Thursday, August 19, 2010

Being a Great Friend

"Keep away from those who try to belittle your ambitions. Small people always do that, but the really great make you believe that you too can become great.” Mark Twain

After reading this quote a few days ago (a friend posted it on Facebook) we've reflected on how true this is. New research is indicating that our friends can influence us to be happier or more miserable, healthier or fatter, so why wouldn't it be true that they could, simply by social pressure, either help us to achieve our greatness or influence us to give up?

If we were focusing on the negative we would talk about "defriending" all of those acquaintances that put us down or "belittle our ambitions" as Mark Twain said. However, rather than focus on the negative, we'd prefer to focus on finding and/or becoming those types of friends who help others achieve greatness. And so we want to identify the qualities of friends who assist us in our greatness journey.

Primarily these friends encourage the growth and development of the unconventional thinking that leads to greatness. Rather than correcting or admonishing new thinking, these friends encourage it.

Also, when we propose a new thought, a breakthrough, a new discovery, or just the next level in our journey a good friend does not attack or undermine us, but congratulates us and asks us to tell them about it. (It is a skill called Active Constructive Responding - more info at Positive Psychology News Daily).

Yet the greatest skill of true friends is that they challenge us to go further in our idea, goal, or work. Gently they provide encouragement by pushing and prodding us to continue on our journey. And they journey with us as much as possible to help us through the difficult times.

Whether you are looking for true friends, or trying to be a good friend, these are the qualities that encourage greatness in others.
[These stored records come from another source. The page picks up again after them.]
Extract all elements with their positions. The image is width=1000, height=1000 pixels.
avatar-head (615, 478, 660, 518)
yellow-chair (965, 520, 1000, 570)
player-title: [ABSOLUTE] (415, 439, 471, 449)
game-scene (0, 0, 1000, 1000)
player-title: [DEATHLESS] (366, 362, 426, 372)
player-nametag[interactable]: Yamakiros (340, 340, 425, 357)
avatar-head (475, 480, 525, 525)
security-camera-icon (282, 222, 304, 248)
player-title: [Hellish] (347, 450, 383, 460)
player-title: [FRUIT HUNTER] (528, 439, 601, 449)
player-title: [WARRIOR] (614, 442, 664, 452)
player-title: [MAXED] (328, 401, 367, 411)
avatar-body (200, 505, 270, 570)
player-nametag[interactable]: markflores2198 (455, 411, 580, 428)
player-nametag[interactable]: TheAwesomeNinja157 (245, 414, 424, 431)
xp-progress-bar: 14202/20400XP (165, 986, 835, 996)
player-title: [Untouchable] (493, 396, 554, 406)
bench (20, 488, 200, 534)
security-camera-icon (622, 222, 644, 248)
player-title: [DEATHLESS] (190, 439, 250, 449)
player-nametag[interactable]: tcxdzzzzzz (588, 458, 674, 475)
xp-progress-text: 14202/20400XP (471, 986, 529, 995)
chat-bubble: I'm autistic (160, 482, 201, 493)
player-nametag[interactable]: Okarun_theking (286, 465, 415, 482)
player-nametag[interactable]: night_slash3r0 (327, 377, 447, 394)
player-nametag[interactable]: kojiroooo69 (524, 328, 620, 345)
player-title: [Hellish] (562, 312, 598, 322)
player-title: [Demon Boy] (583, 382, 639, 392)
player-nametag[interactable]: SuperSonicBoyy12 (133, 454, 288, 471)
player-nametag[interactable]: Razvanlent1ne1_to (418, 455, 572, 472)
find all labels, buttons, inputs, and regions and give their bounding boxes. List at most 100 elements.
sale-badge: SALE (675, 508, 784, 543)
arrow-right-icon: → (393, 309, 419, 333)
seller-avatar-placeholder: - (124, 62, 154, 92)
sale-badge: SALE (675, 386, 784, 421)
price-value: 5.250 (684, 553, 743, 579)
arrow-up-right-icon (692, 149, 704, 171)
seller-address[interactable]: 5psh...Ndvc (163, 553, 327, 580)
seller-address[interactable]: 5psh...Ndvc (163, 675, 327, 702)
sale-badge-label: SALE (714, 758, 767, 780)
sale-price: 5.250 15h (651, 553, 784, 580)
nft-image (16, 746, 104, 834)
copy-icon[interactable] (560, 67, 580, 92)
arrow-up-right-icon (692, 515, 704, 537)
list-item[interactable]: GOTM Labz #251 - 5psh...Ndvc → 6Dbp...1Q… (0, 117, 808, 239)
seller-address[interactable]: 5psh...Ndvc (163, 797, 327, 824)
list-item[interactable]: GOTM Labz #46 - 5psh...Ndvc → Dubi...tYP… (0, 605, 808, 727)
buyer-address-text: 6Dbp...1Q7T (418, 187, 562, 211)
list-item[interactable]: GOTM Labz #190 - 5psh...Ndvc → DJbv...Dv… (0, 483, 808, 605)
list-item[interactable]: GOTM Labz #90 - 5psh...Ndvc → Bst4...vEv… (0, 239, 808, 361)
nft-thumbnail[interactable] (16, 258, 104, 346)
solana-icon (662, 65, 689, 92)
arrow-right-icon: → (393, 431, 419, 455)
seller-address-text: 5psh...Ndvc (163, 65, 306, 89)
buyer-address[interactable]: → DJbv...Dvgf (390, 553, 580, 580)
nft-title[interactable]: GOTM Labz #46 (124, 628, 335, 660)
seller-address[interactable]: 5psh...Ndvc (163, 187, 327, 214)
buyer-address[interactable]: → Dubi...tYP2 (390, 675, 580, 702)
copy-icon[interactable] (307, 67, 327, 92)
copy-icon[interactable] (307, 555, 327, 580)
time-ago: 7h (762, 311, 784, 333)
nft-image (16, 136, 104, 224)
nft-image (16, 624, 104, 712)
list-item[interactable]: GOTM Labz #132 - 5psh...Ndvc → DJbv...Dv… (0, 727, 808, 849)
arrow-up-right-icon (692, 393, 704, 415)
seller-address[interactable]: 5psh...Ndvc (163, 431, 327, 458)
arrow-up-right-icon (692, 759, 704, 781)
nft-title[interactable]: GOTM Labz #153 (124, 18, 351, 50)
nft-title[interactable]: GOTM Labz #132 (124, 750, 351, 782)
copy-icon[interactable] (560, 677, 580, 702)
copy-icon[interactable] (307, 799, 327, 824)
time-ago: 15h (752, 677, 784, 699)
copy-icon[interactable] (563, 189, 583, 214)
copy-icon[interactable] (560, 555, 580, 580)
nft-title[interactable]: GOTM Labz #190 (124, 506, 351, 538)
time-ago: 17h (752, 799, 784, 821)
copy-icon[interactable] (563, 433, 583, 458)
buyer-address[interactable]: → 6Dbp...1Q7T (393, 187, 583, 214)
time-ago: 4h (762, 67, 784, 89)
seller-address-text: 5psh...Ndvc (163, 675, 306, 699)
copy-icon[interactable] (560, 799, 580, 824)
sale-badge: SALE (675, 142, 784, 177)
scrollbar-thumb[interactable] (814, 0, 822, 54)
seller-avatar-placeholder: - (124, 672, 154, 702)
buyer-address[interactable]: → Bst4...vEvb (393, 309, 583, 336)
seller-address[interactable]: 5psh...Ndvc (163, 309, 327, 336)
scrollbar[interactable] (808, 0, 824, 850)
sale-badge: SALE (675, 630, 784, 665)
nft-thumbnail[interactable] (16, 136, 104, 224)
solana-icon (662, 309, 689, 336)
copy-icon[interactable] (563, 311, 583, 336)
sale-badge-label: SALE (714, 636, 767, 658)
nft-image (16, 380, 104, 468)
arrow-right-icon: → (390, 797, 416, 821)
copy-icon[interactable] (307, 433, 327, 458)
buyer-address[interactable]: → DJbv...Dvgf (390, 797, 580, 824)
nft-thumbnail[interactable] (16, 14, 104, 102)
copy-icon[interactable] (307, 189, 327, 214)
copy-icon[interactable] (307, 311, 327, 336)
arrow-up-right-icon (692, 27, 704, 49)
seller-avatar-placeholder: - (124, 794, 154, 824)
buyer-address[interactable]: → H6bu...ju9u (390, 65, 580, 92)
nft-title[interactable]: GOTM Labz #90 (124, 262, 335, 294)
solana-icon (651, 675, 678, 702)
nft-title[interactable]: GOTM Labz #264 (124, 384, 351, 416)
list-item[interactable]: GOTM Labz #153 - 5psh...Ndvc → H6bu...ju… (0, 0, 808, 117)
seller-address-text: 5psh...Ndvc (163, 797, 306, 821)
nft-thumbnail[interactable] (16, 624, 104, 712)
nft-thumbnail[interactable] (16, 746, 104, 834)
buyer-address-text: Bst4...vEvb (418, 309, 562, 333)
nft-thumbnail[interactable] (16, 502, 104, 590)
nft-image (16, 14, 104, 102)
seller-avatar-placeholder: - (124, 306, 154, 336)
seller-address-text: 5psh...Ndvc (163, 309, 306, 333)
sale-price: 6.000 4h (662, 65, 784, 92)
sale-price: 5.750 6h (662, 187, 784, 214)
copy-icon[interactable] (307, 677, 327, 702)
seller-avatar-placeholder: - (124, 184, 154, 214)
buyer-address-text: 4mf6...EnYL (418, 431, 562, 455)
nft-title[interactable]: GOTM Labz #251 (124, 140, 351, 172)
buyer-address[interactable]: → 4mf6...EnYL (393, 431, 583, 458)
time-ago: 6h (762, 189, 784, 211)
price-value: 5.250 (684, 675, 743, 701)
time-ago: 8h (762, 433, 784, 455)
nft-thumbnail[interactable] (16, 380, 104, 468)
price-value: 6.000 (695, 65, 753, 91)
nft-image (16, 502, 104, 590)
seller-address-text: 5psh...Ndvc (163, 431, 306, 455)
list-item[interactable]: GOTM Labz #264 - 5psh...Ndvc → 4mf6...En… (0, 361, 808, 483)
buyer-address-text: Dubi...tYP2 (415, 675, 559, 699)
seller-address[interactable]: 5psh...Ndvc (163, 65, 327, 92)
Remember Mark Twain is right, "the really great make you believe that you too can be great".

2 comments:

Nick said...

Have you read Aristotle's "book" (chapter) on friendship?

He defines 3 type: pleasure, utility, and virtue. Encouraging the betterment of each other would fall under the virtue category -- and from my experience, these are the most valuable kinds of friends.

Pleasure and utility have their place, but virtue is a lifelong pursuit, and my friendships based on virtue are the only ones that last :)

I think you hit the nail on the head Scott :)

-Nick

Greatness Project said...

Nick,
Excellent comment. I have read Aristotle on friendship, but had forgotten about it. Interesting comparison. Thanks for reminding all of us.